The xAI segment is the drag and the wildcard. It generated $3.2 billion in revenue in 2025 but lost $6.4 billion on operations. Painful. The data center capacity is already being monetized, though, leasing compute to the likes of Google and Anthropic at billions per month. Real contracts with real counterparties. And then there’s the longer-term call: orbital data centers, running compute in space where cooling is free and latency economics flip. Speculative, yes, but the underlying infrastructure to get there is already being built for other reasons. If any of this scales, xAI moves from liability to asset without much incremental capex.
The Call
SpaceX is expensive because it’s winning. Tesla is expensive because investors are hoping it will.
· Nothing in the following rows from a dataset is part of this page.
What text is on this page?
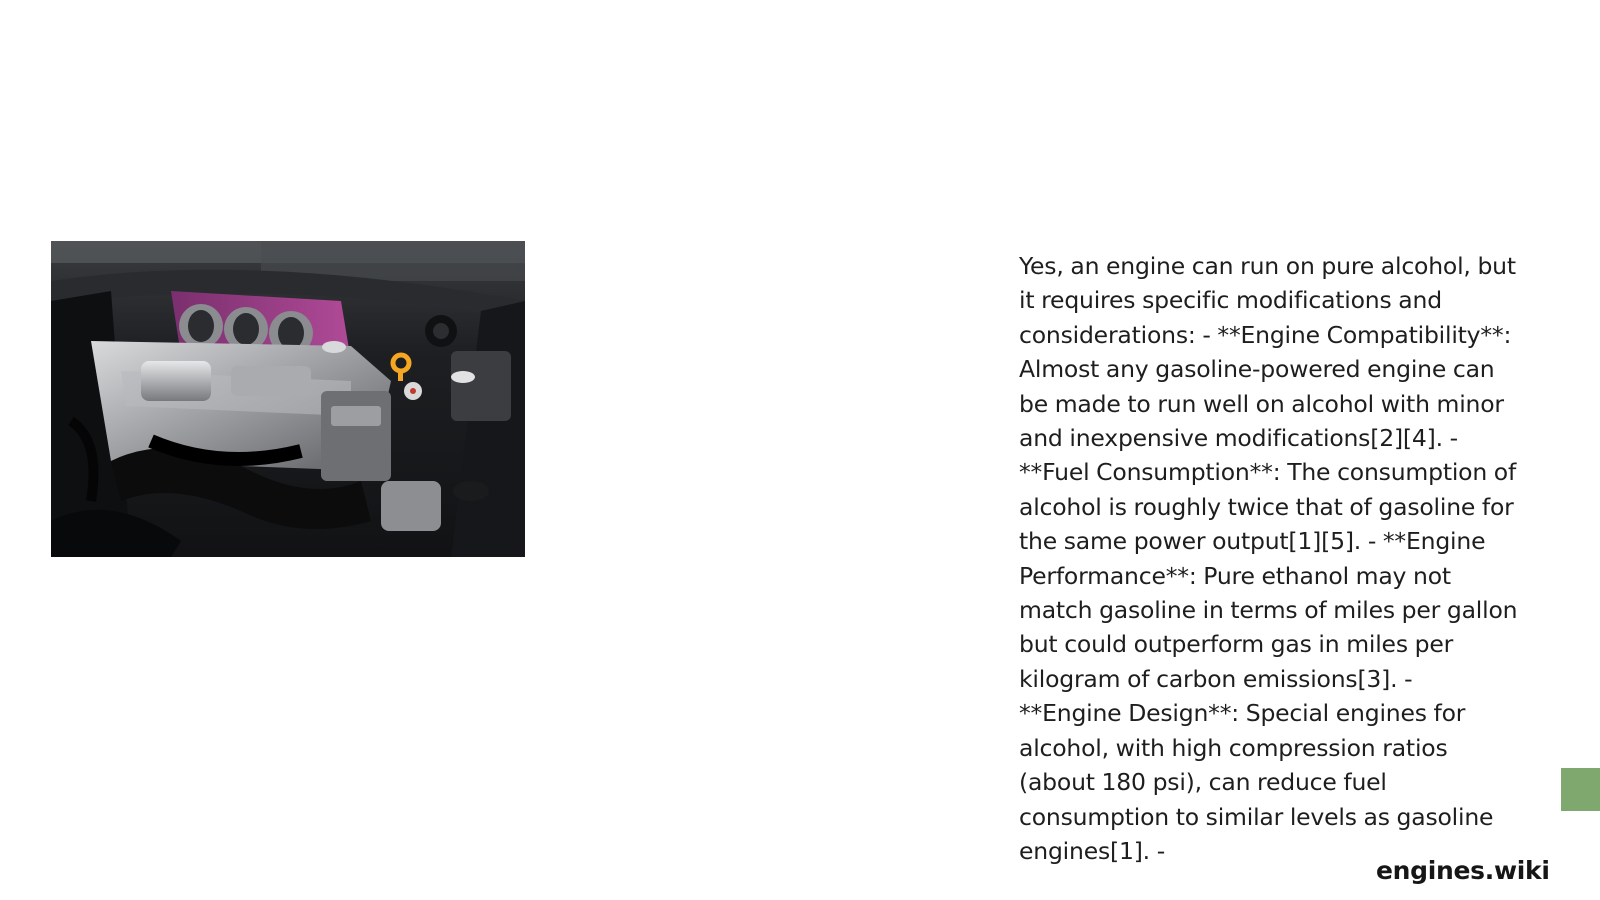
Yes, an engine can run on pure alcohol, but it requires specific modifications and considerations: - **Engine Compatibility**: Almost any gasoline-powered engine can be made to run well on alcohol with minor and inexpensive modifications[2][4]. - **Fuel Consumption**: The consumption of alcohol is roughly twice that of gasoline for the same power output[1][5]. - **Engine Performance**: Pure ethanol may not match gasoline in terms of miles per gallon but could outperform gas in miles per kilogram of carbon emissions[3]. - **Engine Design**: Special engines for alcohol, with high compression ratios (about 180 psi), can reduce fuel consumption to similar levels as gasoline engines[1]. -

engines.wiki
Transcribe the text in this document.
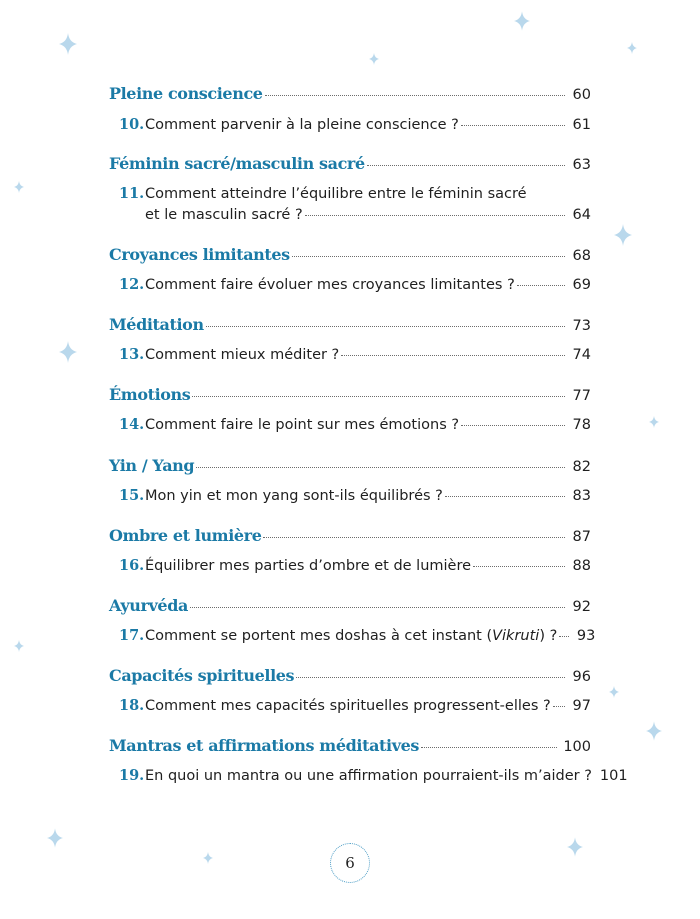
Pleine conscience	60
10. Comment parvenir à la pleine conscience ?	61
Féminin sacré/masculin sacré	63
11. Comment atteindre l’équilibre entre le féminin sacré
et le masculin sacré ?	64
Croyances limitantes	68
12. Comment faire évoluer mes croyances limitantes ?	69
Méditation	73
13. Comment mieux méditer ?	74
Émotions	77
14. Comment faire le point sur mes émotions ?	78
Yin / Yang	82
15. Mon yin et mon yang sont-ils équilibrés ?	83
Ombre et lumière	87
16. Équilibrer mes parties d’ombre et de lumière	88
Ayurvéda	92
17. Comment se portent mes doshas à cet instant (Vikruti) ? 93
Capacités spirituelles	96
18. Comment mes capacités spirituelles progressent-elles ? 97
Mantras et affirmations méditatives	100
19. En quoi un mantra ou une affirmation pourraient-ils m’aider ? 101
6
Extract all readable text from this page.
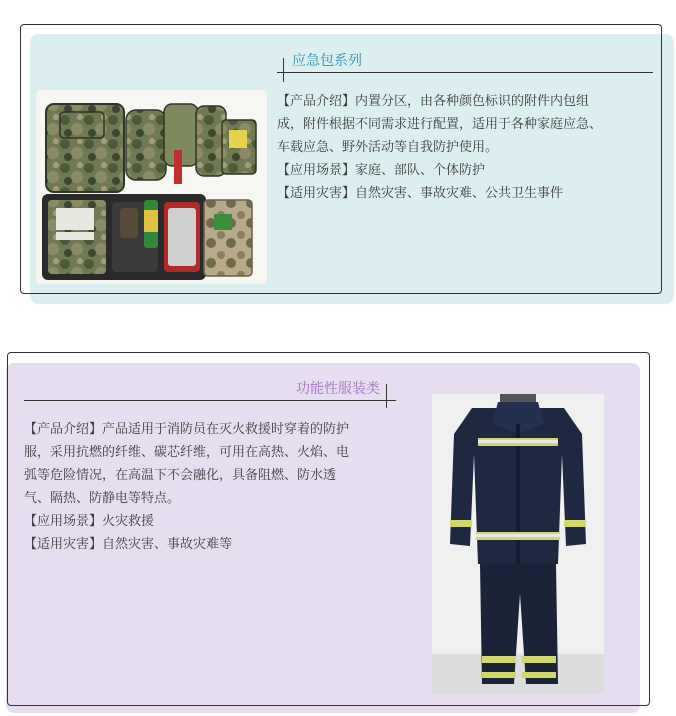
应急包系列

【产品介绍】内置分区，由各种颜色标识的附件内包组

成，附件根据不同需求进行配置，适用于各种家庭应急、

车载应急、野外活动等自我防护使用。

【应用场景】家庭、部队、个体防护

【适用灾害】自然灾害、事故灾难、公共卫生事件

功能性服装类

【产品介绍】产品适用于消防员在灭火救援时穿着的防护

服，采用抗燃的纤维、碳芯纤维，可用在高热、火焰、电

弧等危险情况，在高温下不会融化，具备阻燃、防水透

气、隔热、防静电等特点。

【应用场景】火灾救援

【适用灾害】自然灾害、事故灾难等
If you’re holding both and need to make a choice, the logic points one way. SpaceX has a cash-generating core, a launch monopoly that is widening, and optionality that is already showing tangible signs of value creation.
Tesla faces a more difficult challenge. Its core business is becoming more competitive, while much of its valuation rests on products and markets that are still proving themselves.
Investors often focus on upside. The better question is what remains if the future arrives more slowly than expected. If neither company’s moonshots fully materialize, SpaceX still owns dominant infrastructure assets with real pricing power and recurring cash flows. Tesla looks much closer to a conventional automaker.
SpaceX at $135 is not cheap. At 90x sales, it may not even be a good investment. But between the two Musk narratives, it is the one with more evidence, stronger moats, and fewer assumptions doing the heavy lifting.